Why the Sky Turned Red in China

Featured, National

Red sky seen in China | Image by IHA Photo

A strange phenomenon occurred in the Chinese city of Zhoushan last Saturday as the sky appeared to turn blood red.

Photos and videos of the incident on May 7 spread across social media in the days that followed. Several videos show fear and panic, particularly among children. One video shows children crying and telling their parents that they were scared.

Online commenters speculated on the phenomenon’s origins, with many likening the scene to the apocalypse or regarding it as a bad omen.

According to the Daily Star, one commenter on Douyin, a Chinese social media platform, predicted, “There’s gonna be an earthquake in seven days.” Another wrote, “Doomsday is coming.”

Users on Twitter expressed doubt over the Chinese government’s official explanation that red lights on sailing vessels near the coastal city had refracted and changed the color of the sky from the typical blue to a dark red.

Some comments alluded to the banality of the explanation, even going as far as to say, “Isn’t that the exact reason scientists back in the day would give for UFO Sightings?” Others alluded to “weather balloon excuses” and “chemical weapons tests.”

In a statement to a Chinese state-controlled newspaper, the Zoushan Meteorological Bureau stated, “It was foggy and cloudy in Zhoushan on Saturday, and it was drizzling at the time of the red sky, which might have been caused by the reflection of light from the low-level clouds.”

According to a state-owned Chinese television station, a local fishing company confirmed the story from the Chinese government and stated their lights were to blame.

The company’s deputy manager told the channel, “We have [the lights] turned on when we are catching saury. The red light refracted out of the water and projected into the sky, causing a mirage-like phenomenon. It is very common, especially around coastal areas.”

Some Twitter users offered alternate explanations and were skeptical about the possibility of ship lights causing the phenomenon.
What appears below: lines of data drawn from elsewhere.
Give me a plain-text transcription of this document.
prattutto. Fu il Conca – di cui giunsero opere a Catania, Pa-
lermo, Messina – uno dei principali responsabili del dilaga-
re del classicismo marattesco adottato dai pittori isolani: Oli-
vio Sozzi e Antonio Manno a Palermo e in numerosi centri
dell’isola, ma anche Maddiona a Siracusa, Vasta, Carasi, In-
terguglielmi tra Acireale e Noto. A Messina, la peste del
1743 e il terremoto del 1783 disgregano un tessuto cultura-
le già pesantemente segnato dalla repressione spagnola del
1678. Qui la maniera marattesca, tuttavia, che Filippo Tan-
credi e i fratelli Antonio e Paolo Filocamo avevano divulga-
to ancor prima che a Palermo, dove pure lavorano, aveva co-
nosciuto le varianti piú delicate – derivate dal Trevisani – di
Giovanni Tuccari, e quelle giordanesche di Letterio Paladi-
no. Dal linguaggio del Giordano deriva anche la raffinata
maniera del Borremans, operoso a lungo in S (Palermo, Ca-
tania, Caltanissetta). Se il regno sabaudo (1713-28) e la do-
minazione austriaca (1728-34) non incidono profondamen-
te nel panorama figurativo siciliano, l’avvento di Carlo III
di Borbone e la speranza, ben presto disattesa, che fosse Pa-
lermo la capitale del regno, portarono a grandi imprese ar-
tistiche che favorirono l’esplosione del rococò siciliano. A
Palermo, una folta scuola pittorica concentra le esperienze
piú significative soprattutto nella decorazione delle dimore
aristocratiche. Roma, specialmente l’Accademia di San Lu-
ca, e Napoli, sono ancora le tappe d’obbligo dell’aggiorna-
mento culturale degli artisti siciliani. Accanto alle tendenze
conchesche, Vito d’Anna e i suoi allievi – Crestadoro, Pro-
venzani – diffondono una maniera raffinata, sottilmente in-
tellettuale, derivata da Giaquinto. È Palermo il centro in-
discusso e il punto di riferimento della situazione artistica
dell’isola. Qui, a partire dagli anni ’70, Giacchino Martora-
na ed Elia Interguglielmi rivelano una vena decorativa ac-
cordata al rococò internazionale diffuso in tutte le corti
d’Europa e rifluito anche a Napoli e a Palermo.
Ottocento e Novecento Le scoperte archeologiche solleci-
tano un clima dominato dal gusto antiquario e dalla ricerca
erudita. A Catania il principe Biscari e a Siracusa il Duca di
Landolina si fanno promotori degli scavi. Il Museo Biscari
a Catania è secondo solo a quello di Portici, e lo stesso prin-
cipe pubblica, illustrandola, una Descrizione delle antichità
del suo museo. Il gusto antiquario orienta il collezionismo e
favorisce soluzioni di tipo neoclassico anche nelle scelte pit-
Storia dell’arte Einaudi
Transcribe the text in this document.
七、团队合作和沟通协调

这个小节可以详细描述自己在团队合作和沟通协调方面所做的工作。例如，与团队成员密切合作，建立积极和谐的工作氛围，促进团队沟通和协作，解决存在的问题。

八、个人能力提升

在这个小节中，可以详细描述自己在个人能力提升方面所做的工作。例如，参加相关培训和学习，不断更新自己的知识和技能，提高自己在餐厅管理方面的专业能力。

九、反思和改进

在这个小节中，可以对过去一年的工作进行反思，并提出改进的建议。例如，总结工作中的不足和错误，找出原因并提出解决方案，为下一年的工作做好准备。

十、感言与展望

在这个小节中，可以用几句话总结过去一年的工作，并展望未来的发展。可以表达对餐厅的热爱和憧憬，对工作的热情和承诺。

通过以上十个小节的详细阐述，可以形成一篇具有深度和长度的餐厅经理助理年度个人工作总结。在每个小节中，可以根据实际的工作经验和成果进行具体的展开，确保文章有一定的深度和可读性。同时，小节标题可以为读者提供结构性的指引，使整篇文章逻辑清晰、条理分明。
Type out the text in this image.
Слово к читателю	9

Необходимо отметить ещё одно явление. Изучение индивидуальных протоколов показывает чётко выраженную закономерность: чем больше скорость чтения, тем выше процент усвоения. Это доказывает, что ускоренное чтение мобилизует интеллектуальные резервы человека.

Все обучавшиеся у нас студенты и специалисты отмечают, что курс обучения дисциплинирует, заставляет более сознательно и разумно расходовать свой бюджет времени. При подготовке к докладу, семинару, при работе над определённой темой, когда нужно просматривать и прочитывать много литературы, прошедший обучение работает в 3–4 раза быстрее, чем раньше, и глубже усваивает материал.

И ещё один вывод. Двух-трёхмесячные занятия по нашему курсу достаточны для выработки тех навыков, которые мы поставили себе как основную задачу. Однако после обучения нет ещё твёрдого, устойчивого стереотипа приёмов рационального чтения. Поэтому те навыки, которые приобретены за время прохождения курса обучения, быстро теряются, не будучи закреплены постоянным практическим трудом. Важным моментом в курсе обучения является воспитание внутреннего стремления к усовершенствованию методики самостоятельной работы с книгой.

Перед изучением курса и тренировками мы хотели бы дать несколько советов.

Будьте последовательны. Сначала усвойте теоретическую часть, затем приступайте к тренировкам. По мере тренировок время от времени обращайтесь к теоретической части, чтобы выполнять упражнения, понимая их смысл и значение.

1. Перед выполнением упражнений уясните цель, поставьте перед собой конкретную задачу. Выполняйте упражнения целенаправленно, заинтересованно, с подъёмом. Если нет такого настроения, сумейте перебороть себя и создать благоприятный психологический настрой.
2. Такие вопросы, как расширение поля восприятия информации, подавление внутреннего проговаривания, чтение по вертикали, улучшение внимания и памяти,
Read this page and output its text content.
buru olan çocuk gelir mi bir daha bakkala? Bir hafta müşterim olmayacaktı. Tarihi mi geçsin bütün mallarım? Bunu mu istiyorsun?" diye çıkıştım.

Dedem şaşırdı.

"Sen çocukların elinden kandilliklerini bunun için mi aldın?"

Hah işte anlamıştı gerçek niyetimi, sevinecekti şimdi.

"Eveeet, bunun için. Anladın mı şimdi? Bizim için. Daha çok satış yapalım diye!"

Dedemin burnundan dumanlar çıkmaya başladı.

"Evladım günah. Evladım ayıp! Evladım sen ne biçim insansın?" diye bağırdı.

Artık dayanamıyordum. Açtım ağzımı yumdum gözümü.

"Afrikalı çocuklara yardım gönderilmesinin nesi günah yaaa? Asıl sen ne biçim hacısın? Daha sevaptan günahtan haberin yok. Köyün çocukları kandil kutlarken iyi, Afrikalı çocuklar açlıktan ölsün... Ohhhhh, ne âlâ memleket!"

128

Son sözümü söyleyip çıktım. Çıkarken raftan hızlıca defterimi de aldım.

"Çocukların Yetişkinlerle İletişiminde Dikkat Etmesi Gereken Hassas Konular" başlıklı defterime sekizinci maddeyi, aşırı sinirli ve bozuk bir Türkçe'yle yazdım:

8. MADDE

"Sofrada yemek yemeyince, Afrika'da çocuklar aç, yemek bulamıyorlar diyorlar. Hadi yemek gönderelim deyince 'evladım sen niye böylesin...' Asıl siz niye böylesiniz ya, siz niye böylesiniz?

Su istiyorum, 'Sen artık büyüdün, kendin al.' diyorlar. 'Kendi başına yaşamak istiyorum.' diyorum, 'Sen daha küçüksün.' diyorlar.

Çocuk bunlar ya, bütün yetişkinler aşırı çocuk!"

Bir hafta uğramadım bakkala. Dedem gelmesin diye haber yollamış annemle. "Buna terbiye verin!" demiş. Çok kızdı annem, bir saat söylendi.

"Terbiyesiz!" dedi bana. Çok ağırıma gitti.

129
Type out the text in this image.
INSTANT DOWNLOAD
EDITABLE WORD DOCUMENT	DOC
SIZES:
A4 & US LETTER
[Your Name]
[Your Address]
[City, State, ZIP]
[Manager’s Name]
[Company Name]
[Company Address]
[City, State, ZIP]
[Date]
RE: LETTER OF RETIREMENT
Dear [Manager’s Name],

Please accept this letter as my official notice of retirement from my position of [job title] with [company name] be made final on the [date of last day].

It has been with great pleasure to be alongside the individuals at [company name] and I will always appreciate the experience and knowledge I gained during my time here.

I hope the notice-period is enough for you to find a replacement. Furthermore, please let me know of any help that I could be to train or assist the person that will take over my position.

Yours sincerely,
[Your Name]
A popular post on Twitter made by user THE FLAT EARTHER, a data researcher in Cambridge, England, contained a photo of the red sky with the caption, “Skies over China turning red due to extreme government weather modification.”

Many of the replies to the tweet express users’ distrust of the Chinese government and the official story.

Experts outside of China have suggested that a solar storm could be responsible, as solar flares hit the Earth as recently as last week.

A solar flare of this type is called a “coronal mass ejection.” It involves plasma being discharged from the sun’s outer layer. The plasma then passes by or near other planets.

As these flares reach Earth, they can be responsible for solar storms and minor disruptions to the Earth’s magnetic field, which can affect power grids and satellites, among other things.

Thankfully, experts at astronomer Tony Philip’s Spaceweather.com project believe this particular solar flare is only expected to graze Earth and not cause significant damage.

The Zhousan Meteorological Bureau issued a “low visibility warning” on Saturday night, which continued through the night until the skies returned to normal on Sunday morning.

It remains to be seen whether Saturday’s red sky was a one-time event or if the phenomenon will occur again in the days and weeks to come.